A total of 156 patients in the full analysis set were treated with ensartinib 225 mg once daily. The primary end point was the objective response rate (ORR) according to Response Evaluation Criteria in Solid Tumours version 1.1. Secondary end points included disease control, central nervous system (CNS) responses, duration of intracranial response, intracranial progression-free survival (PFS), time to first intracranial response, and duration of intracranial response.

Of the 147 patients with an evaluable assessment, 76 (52%; 95% confidence interval [CI], 43%-60%) had an objective response (all were confirmed partial response); 137 (93%; 95% CI, 88%-97%) had disease control (partial response or stable disease); and 41% had stable disease. Tumor burden was reduced from baseline in 121 (82%) of 147 patients. Median PFS in the full analysis set was 9.6 months (95% CI, 7.4-11.6). In patients with measurable brain metastases (N = 40), 70% had an objective response and 28% had stable disease. The median time to first response was 1.3 months (95% CI, 1.2-1.4). The median intracranial duration of response was 8.6 months (95% CI, 6.4 months-not reached).

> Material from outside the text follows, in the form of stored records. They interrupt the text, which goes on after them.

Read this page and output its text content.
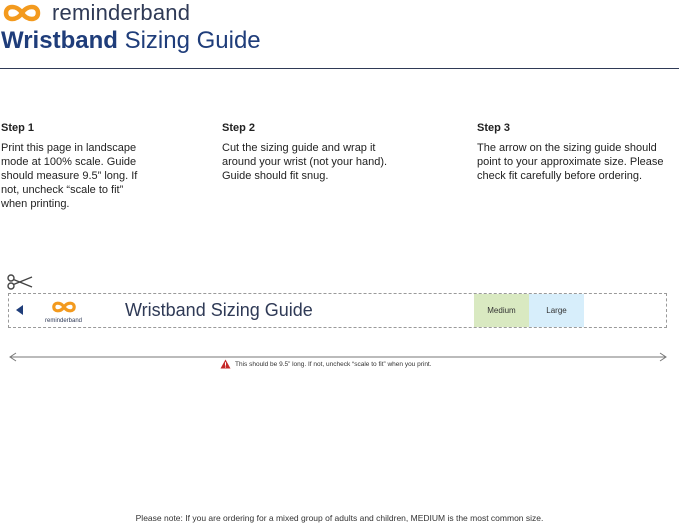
reminderband
Wristband Sizing Guide
Step 1
Print this page in landscape mode at 100% scale. Guide should measure 9.5” long. If not, uncheck “scale to fit” when printing.
Step 2
Cut the sizing guide and wrap it around your wrist (not your hand). Guide should fit snug.
Step 3
The arrow on the sizing guide should point to your approximate size. Please check fit carefully before ordering.
reminderband
Wristband Sizing Guide	Medium	Large
This should be 9.5” long. If not, uncheck “scale to fit” when you print.
Please note: If you are ordering for a mixed group of adults and children, MEDIUM is the most common size.
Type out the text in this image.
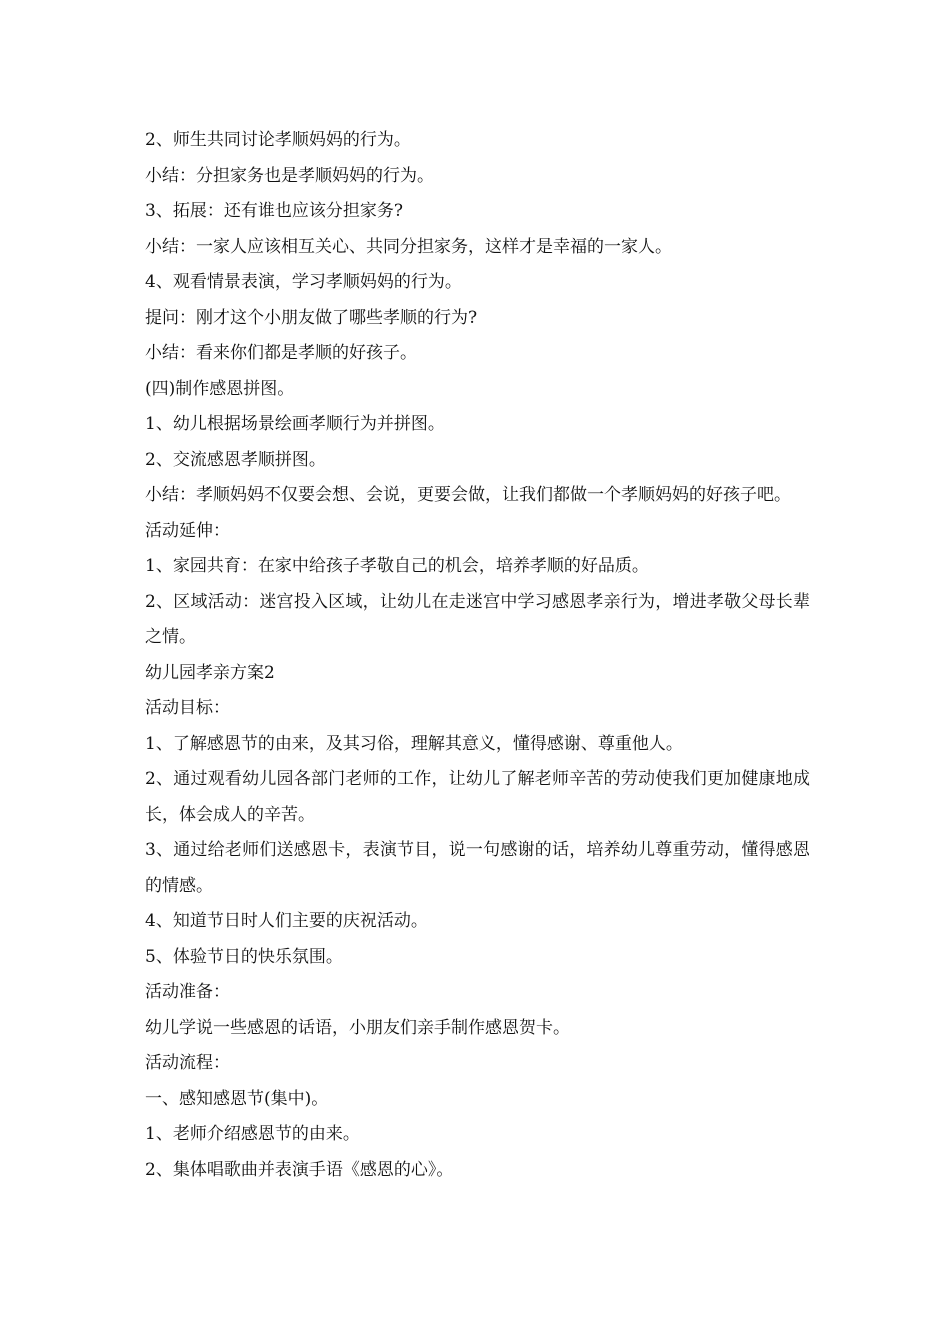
2、师生共同讨论孝顺妈妈的行为。

小结：分担家务也是孝顺妈妈的行为。

3、拓展：还有谁也应该分担家务?

小结：一家人应该相互关心、共同分担家务，这样才是幸福的一家人。

4、观看情景表演，学习孝顺妈妈的行为。

提问：刚才这个小朋友做了哪些孝顺的行为?

小结：看来你们都是孝顺的好孩子。

(四)制作感恩拼图。

1、幼儿根据场景绘画孝顺行为并拼图。

2、交流感恩孝顺拼图。

小结：孝顺妈妈不仅要会想、会说，更要会做，让我们都做一个孝顺妈妈的好孩子吧。

活动延伸：

1、家园共育：在家中给孩子孝敬自己的机会，培养孝顺的好品质。

2、区域活动：迷宫投入区域，让幼儿在走迷宫中学习感恩孝亲行为，增进孝敬父母长辈之情。

幼儿园孝亲方案2

活动目标：

1、了解感恩节的由来，及其习俗，理解其意义，懂得感谢、尊重他人。

2、通过观看幼儿园各部门老师的工作，让幼儿了解老师辛苦的劳动使我们更加健康地成长，体会成人的辛苦。

3、通过给老师们送感恩卡，表演节目，说一句感谢的话，培养幼儿尊重劳动，懂得感恩的情感。

4、知道节日时人们主要的庆祝活动。

5、体验节日的快乐氛围。

活动准备：

幼儿学说一些感恩的话语，小朋友们亲手制作感恩贺卡。

活动流程：

一、感知感恩节(集中)。

1、老师介绍感恩节的由来。

2、集体唱歌曲并表演手语《感恩的心》。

Response was also measured according to the type of crizotinib resistance mechanism; ORRs were 44% among 45 patients with secondary ALK alterations, 57% among 75 patients with detectable ALK fusions, and 57% among 98 patients with no detectable resistance mechanisms. Tumors with the ALK F1174L/V (N = 7), C1156Y (N = 7), G1269A (N = 6), and T1151 (N = 3) secondary resistance mutations were particularly sensitive to ensartinib, showing similar ORRs of 71%, 71%, 67%, and 67%, respectively. However, response to ensartinib was minimal in patients with alterations in genes that could mediate bypass signaling pathways (eg, EGFR, KRAS, PIK3CA, and ERBB2).

The majority of treatment-related adverse events were grade 1 or 2. The most common grade 3 adverse events were rash (6%), increased alanine aminotransferase (6%), facial edema (4%), and increased aspartate aminotransferase (3%); no patients experienced a grade 4 event.

The researchers concluded that ensartinib demonstrates unique activity against several secondary ALK mutations, including common ceritinib-resistant and alectinib-resistant mutations, and could expand treatment options for patients who are intolerant to other ALK-TKIs.

Reference
Yang Y, et al. Lancet Respir Med. 2020;8:45-53.